Such generosity is evident throughout her work.

In bakeries with a sign stating “askida ekmet” (“hanging bread”) or “askida pide” (“hanging flatbread”), she explains in one video, a customer can pay a little extra so that bread of that value can be hung outside, to be taken by a person who cannot afford it. This way, both the donor and the recipient remain anonymous, and the latter’s dignity is maintained.

The kindness of the Turkish people is also seen in the vending machines that dispense dog and cat food. A person can insert a coin to pay for food that drops into a tray below and can easily be accessed by a hungry stray.

Thoughtfulness was also built into Ottoman constructions, says Altan; many mosques and buildings from those times have some form of bird shelter.

The pathways on the grounds of Istanbul’s Topkapi Palace are lined with low wooden troughs that gather rainwater for birds and stray animals.

In the same spirit, Altan does not shy away from using her social media presence for the common good.

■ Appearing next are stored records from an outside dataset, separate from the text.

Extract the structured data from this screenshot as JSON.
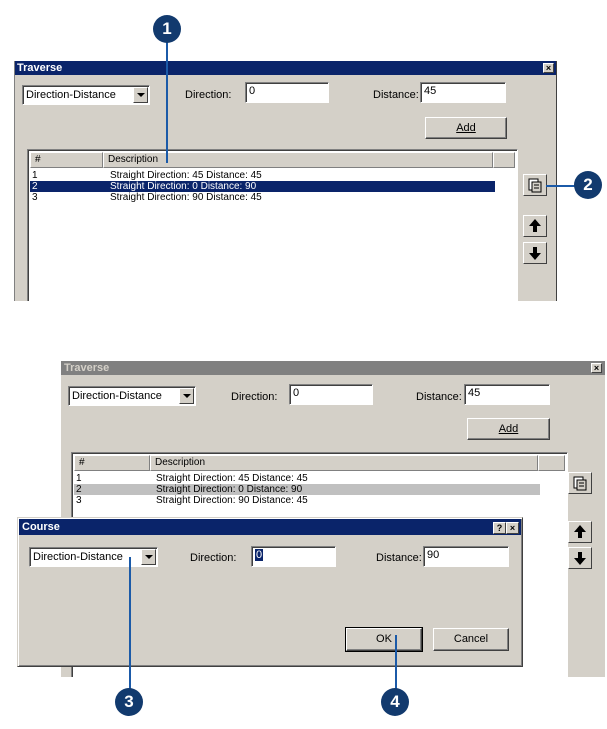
{
  "window1": {
    "title": "Traverse",
    "mode": "Direction-Distance",
    "direction_label": "Direction:",
    "direction_value": "0",
    "distance_label": "Distance:",
    "distance_value": "45",
    "add_label": "Add",
    "columns": [
      "#",
      "Description"
    ],
    "rows": [
      {
        "num": "1",
        "desc": "Straight  Direction: 45  Distance: 45"
      },
      {
        "num": "2",
        "desc": "Straight  Direction: 0  Distance: 90"
      },
      {
        "num": "3",
        "desc": "Straight  Direction: 90  Distance: 45"
      }
    ]
  },
  "window2": {
    "title": "Traverse",
    "mode": "Direction-Distance",
    "direction_label": "Direction:",
    "direction_value": "0",
    "distance_label": "Distance:",
    "distance_value": "45",
    "add_label": "Add",
    "columns": [
      "#",
      "Description"
    ],
    "rows": [
      {
        "num": "1",
        "desc": "Straight  Direction: 45  Distance: 45"
      },
      {
        "num": "2",
        "desc": "Straight  Direction: 0  Distance: 90"
      },
      {
        "num": "3",
        "desc": "Straight  Direction: 90  Distance: 45"
      }
    ]
  },
  "course": {
    "title": "Course",
    "help_label": "?",
    "mode": "Direction-Distance",
    "direction_label": "Direction:",
    "direction_value": "0",
    "distance_label": "Distance:",
    "distance_value": "90",
    "ok_label": "OK",
    "cancel_label": "Cancel"
  },
  "callouts": [
    "1",
    "2",
    "3",
    "4"
  ],
  "icons": {
    "properties": "properties-icon",
    "up": "arrow-up-icon",
    "down": "arrow-down-icon",
    "close": "close-icon"
  },
  "colors": {
    "active_title": "#0a246a",
    "inactive_title": "#808080",
    "selection": "#0a246a",
    "callout": "#123a6e",
    "leader": "#1b5aa8"
  }
}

Altan says she would like to one day write a cookbook, take Turkish cuisine around the world via pop-up kitchens, and host a TV show. In the shorter term, she hopes to find a venue in which she can provide home-cooked Turkish meals to visitors rather than just directing them to restaurants.

For the moment, though, she is busy hosting food tours around Istanbul and small cooking workshops, which are available upon request, as well as her evermore popular YouTube channel.